Scientists suggest that searching a rare class of stars might help find these diamond worlds.
Our Earth consists of silicate rocks and an iron core with a thin veneer of water and life. But the first potentially habitable worlds to form might have been very different, researchers said.
"This work shows that even stars with a tiny fraction of the carbon in our solar system can host planets," said Natalie Mashian, graduate student at the Harvard University in the US.
The primordial universe consisted mostly of hydrogen and helium, and lacked chemical elements like carbon and oxygen necessary for life as we know it.
Only after the first stars exploded as supernovae and seeded the second generation did planet formation and life become possible.
Researchers examined a particular class of old stars known as carbon-enhanced metal-poor stars, or CEMP stars.
These anaemic stars contain only one hundred-thousandth as much iron as our Sun, meaning they formed before interstellar space had been widely seeded with heavy elements.
"By studying them, we can look at how planets, and possibly life in the universe, got started," Loeb said.
Although lacking in iron and other heavy elements compared to our Sun, CEMP stars have more carbon than would be expected given their age.
This relative abundance would influence planet formation as fluffy carbon dust grains clump together to form tar-black worlds.
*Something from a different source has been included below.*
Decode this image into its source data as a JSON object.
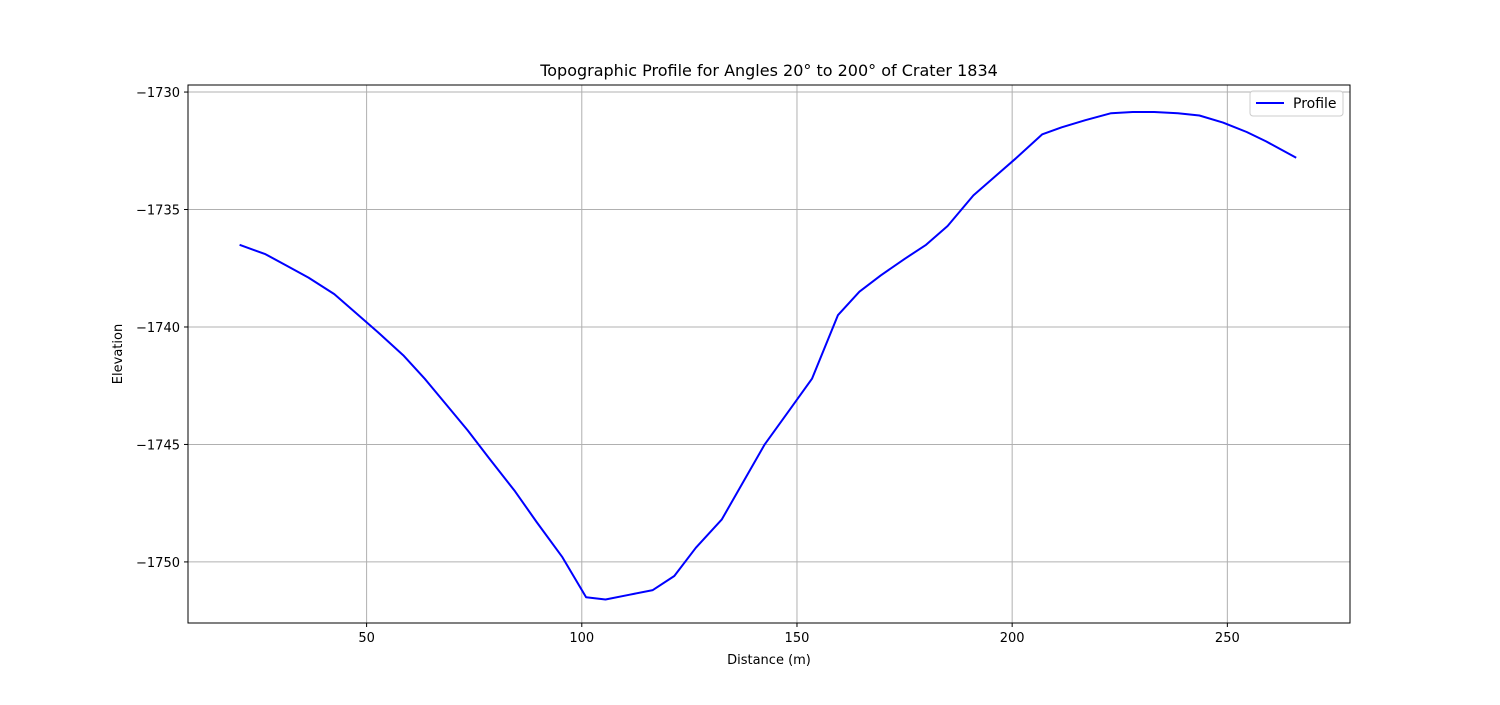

From a distance, these carbon planets would be difficult to tell apart from more Earth-like worlds. Their masses and physical sizes would be similar. Astronomers would have to examine their atmospheres for signs of their true nature.
Researchers said that a dedicated search for planets around CEMP stars can be done using the transit technique.
"This is a practical method for finding out how early planets may have formed in the infant universe," said Loeb.
"We'll never know if they exist unless we look," said Mashian.
The study was published in the journal Monthly Notices of the Royal Astronomical Society.